At least 16 people have been killed and dozens more wounded after twin suicide bombings rocked a stronghold of Lebanon’s Shiite Hezbollah movement in south Beirut, officials said.
Police said two men on foot set off suicide vests in front of a shopping centre in Burj al-Barajneh, in the southern suburbs of the capital, where the movement is popular.
“The toll has risen has risen to 16 dead, there are dozens of wounded and this will not be the final toll,” a Red Cross official told AFP.
The explosions happened around 6:00 pm (1600 GMT), witnesses said.

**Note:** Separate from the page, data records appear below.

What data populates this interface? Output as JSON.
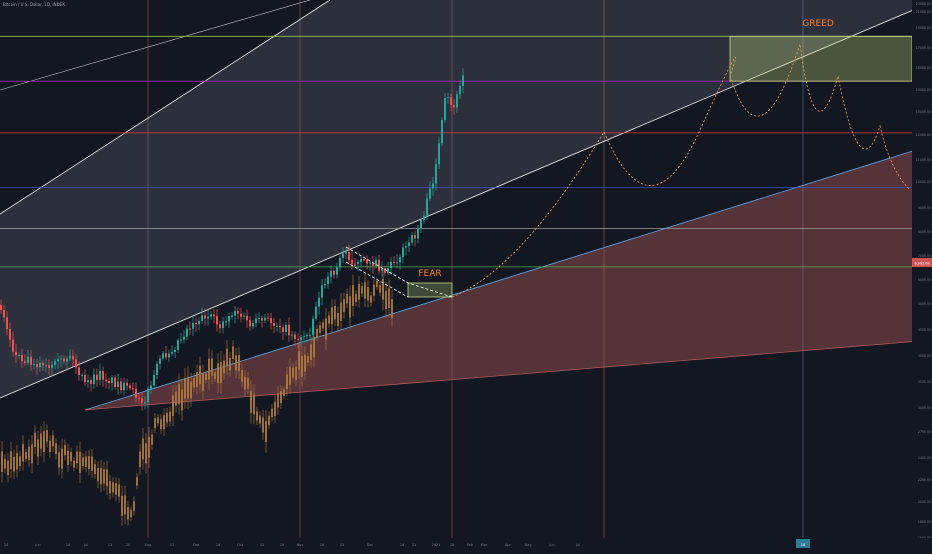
{
  "chart_data": {
    "type": "candlestick",
    "title": "Bitcoin / U.S. Dollar, 1D, INDEX",
    "scale": "log",
    "y_axis_side": "right",
    "x_ticks": [
      "24",
      "Jun",
      "14",
      "Jul",
      "13",
      "20",
      "Aug",
      "17",
      "Sep",
      "14",
      "Oct",
      "12",
      "19",
      "Nov",
      "16",
      "23",
      "Dec",
      "14",
      "21",
      "2021",
      "18",
      "Feb",
      "Mar",
      "Apr",
      "May",
      "Jun",
      "Jul"
    ],
    "y_ticks": [
      "23000.00",
      "21000.00",
      "19000.00",
      "17000.00",
      "16000.00",
      "14000.00",
      "13000.00",
      "12000.00",
      "11000.00",
      "10000.00",
      "9000.00",
      "8000.00",
      "7000.00",
      "6000.00",
      "5000.00",
      "4500.00",
      "4000.00",
      "3500.00",
      "3000.00",
      "2700.00",
      "2400.00",
      "2200.00",
      "2000.00",
      "1800.00",
      "1600.00"
    ],
    "y_unit": "USD",
    "price_label": "6,963.68",
    "horizontal_levels": [
      {
        "value": 19500,
        "color": "#8bc34a"
      },
      {
        "value": 15500,
        "color": "#9c27b0"
      },
      {
        "value": 11900,
        "color": "#e53935"
      },
      {
        "value": 9000,
        "color": "#3f51b5"
      },
      {
        "value": 7300,
        "color": "#9e9e9e"
      },
      {
        "value": 6000,
        "color": "#4caf50"
      }
    ],
    "annotations": [
      {
        "text": "GREED",
        "color": "#ff7f2a"
      },
      {
        "text": "FEAR",
        "color": "#ff7f2a"
      }
    ],
    "time_marker": "16",
    "colors": {
      "up": "#26a69a",
      "down": "#ef5350",
      "ghost": "#b07a3c",
      "background": "#131722"
    }
  }
}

An AFP photographer saw extensive damage to buildings around the site of the blast and bodies inside some of the nearby shops.

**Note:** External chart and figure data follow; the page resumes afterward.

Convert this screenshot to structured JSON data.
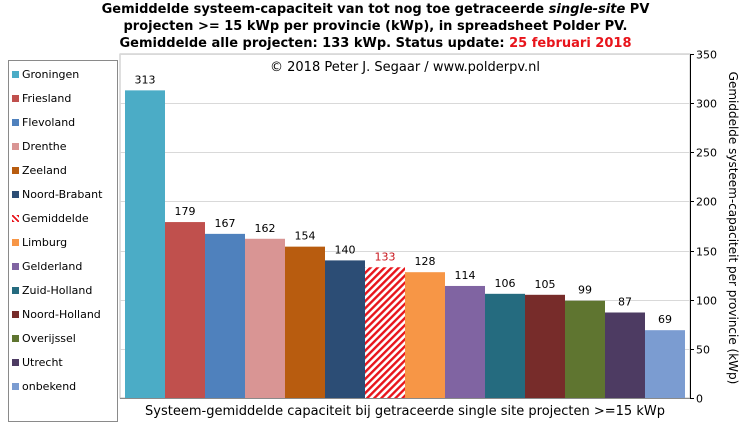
{
  "title": {
    "line1_a": "Gemiddelde systeem-capaciteit van tot nog toe getraceerde ",
    "line1_b": "single-site",
    "line1_c": " PV",
    "line2": "projecten >= 15 kWp per provincie (kWp), in spreadsheet Polder PV.",
    "line3_a": "Gemiddelde alle projecten: 133 kWp. Status update: ",
    "line3_b": "25 februari 2018"
  },
  "copyright": "© 2018 Peter J. Segaar / www.polderpv.nl",
  "colors": {
    "date": "#e8141b",
    "average_label": "#c8141b",
    "grid": "#d9d9d9",
    "axis": "#000000"
  },
  "chart_data": {
    "type": "bar",
    "categories": [
      "Groningen",
      "Friesland",
      "Flevoland",
      "Drenthe",
      "Zeeland",
      "Noord-Brabant",
      "Gemiddelde",
      "Limburg",
      "Gelderland",
      "Zuid-Holland",
      "Noord-Holland",
      "Overijssel",
      "Utrecht",
      "onbekend"
    ],
    "values": [
      313,
      179,
      167,
      162,
      154,
      140,
      133,
      128,
      114,
      106,
      105,
      99,
      87,
      69
    ],
    "colors": [
      "#4bacc6",
      "#c0504d",
      "#4f81bd",
      "#d99594",
      "#b85c0f",
      "#2c4d75",
      "#e8141b",
      "#f79646",
      "#8064a2",
      "#256b7f",
      "#772c2a",
      "#5f7530",
      "#4d3b62",
      "#7b9cd1"
    ],
    "hatched_category": "Gemiddelde",
    "xlabel": "Systeem-gemiddelde capaciteit bij getraceerde single site projecten >=15 kWp",
    "ylabel": "Gemiddelde systeem-capaciteit per provincie (kWp)",
    "ylim": [
      0,
      350
    ],
    "yticks": [
      0,
      50,
      100,
      150,
      200,
      250,
      300,
      350
    ],
    "grid": true,
    "legend_position": "left",
    "y_axis_side": "right"
  }
}
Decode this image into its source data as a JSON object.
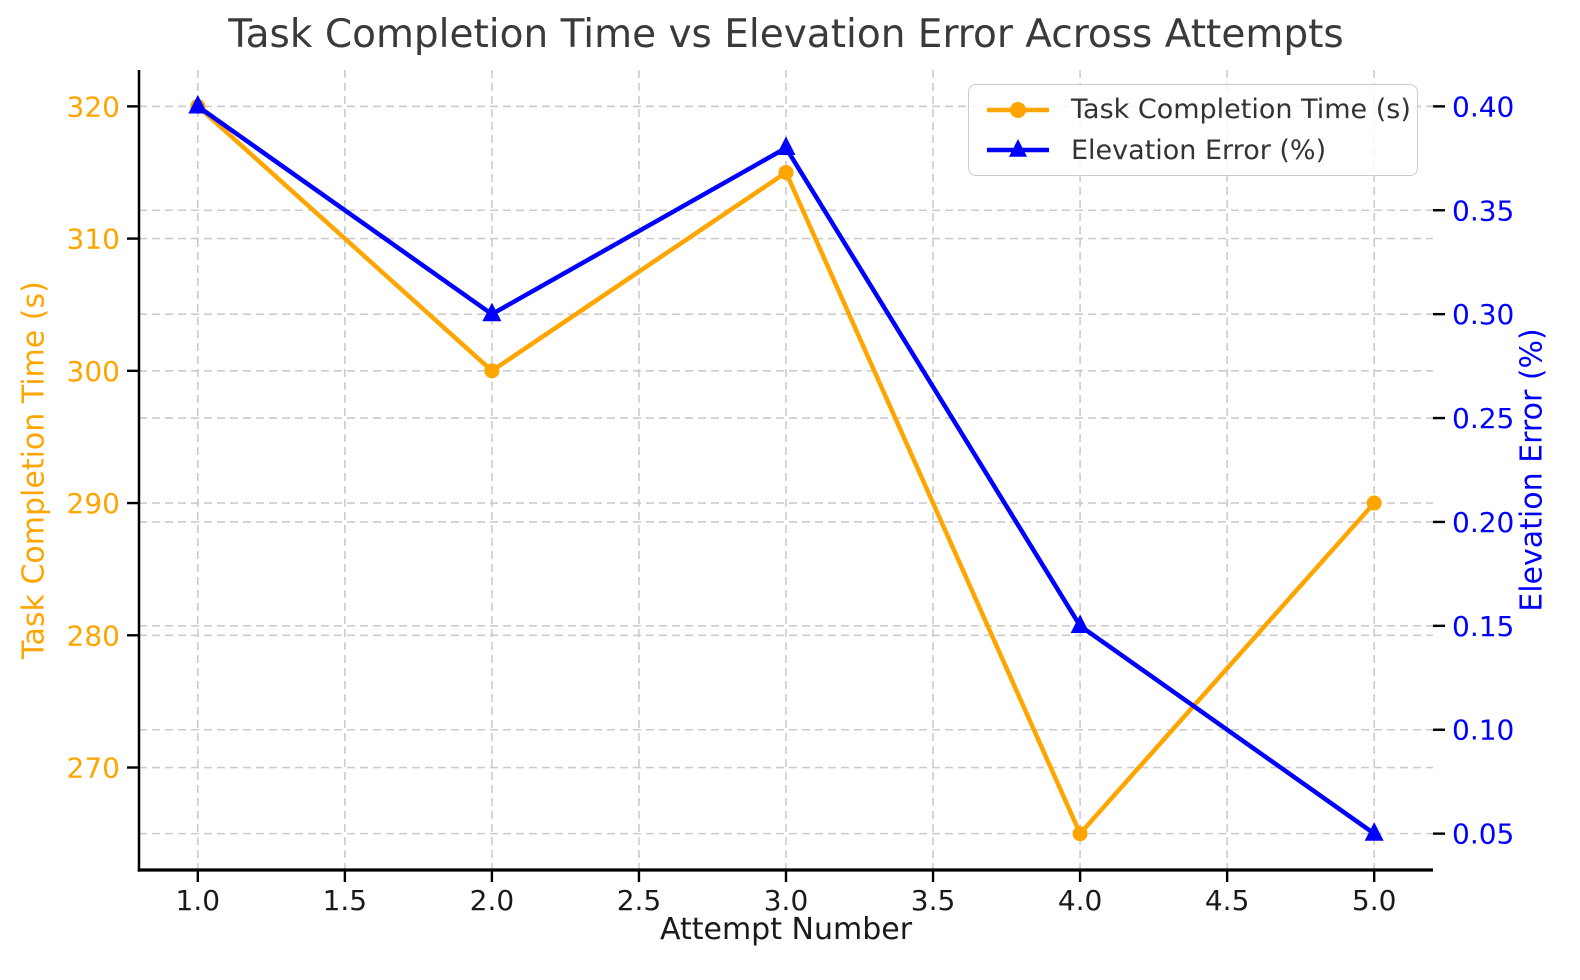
{
  "title": "Task Completion Time vs Elevation Error Across Attempts",
  "colors": {
    "accent_orange": "#FFA500",
    "accent_blue": "#0000FF",
    "grid": "#CCCCCC",
    "title_text": "#3A3A3A",
    "tick_text": "#1A1A1A",
    "legend_text": "#333333"
  },
  "chart_data": {
    "type": "line",
    "title": "Task Completion Time vs Elevation Error Across Attempts",
    "xlabel": "Attempt Number",
    "ylabel_left": "Task Completion Time (s)",
    "ylabel_right": "Elevation Error (%)",
    "x": [
      1,
      2,
      3,
      4,
      5
    ],
    "series": [
      {
        "name": "Task Completion Time (s)",
        "axis": "left",
        "color": "#FFA500",
        "marker": "circle",
        "values": [
          320,
          300,
          315,
          265,
          290
        ]
      },
      {
        "name": "Elevation Error (%)",
        "axis": "right",
        "color": "#0000FF",
        "marker": "triangle-up",
        "values": [
          0.4,
          0.3,
          0.38,
          0.15,
          0.05
        ]
      }
    ],
    "xlim": [
      0.8,
      5.2
    ],
    "ylim_left": [
      262.25,
      322.75
    ],
    "ylim_right": [
      0.0325,
      0.4175
    ],
    "xticks": {
      "values": [
        1.0,
        1.5,
        2.0,
        2.5,
        3.0,
        3.5,
        4.0,
        4.5,
        5.0
      ],
      "labels": [
        "1.0",
        "1.5",
        "2.0",
        "2.5",
        "3.0",
        "3.5",
        "4.0",
        "4.5",
        "5.0"
      ]
    },
    "yticks_left": {
      "values": [
        270,
        280,
        290,
        300,
        310,
        320
      ],
      "labels": [
        "270",
        "280",
        "290",
        "300",
        "310",
        "320"
      ]
    },
    "yticks_right": {
      "values": [
        0.05,
        0.1,
        0.15,
        0.2,
        0.25,
        0.3,
        0.35,
        0.4
      ],
      "labels": [
        "0.05",
        "0.10",
        "0.15",
        "0.20",
        "0.25",
        "0.30",
        "0.35",
        "0.40"
      ]
    },
    "grid": true,
    "grid_style": "dashed",
    "legend_position": "top-right"
  },
  "legend": {
    "items": [
      {
        "label": "Task Completion Time (s)"
      },
      {
        "label": "Elevation Error (%)"
      }
    ]
  }
}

There was blood on the streets, and security forces were trying to cordon off the scene and keep people from gathering.
The blast is the first to target Beirut’s southern suburbs since June 2014, when a suicide car bomb killed a security officer who had tried to stop the bomber.
But prior to that, a string of attacks targeted Hezbollah strongholds throughout the country.
Between July 2013 and February 2014, there were nine attacks on Hezbollah bastions, most claimed by Sunni extremists.
The groups claimed the attacks were in revenge for Hezbollah’s decision to send thousands of fighters into neighbouring Syria to support President Bashar al-Assad’s forces against a Sunni-dominated uprising.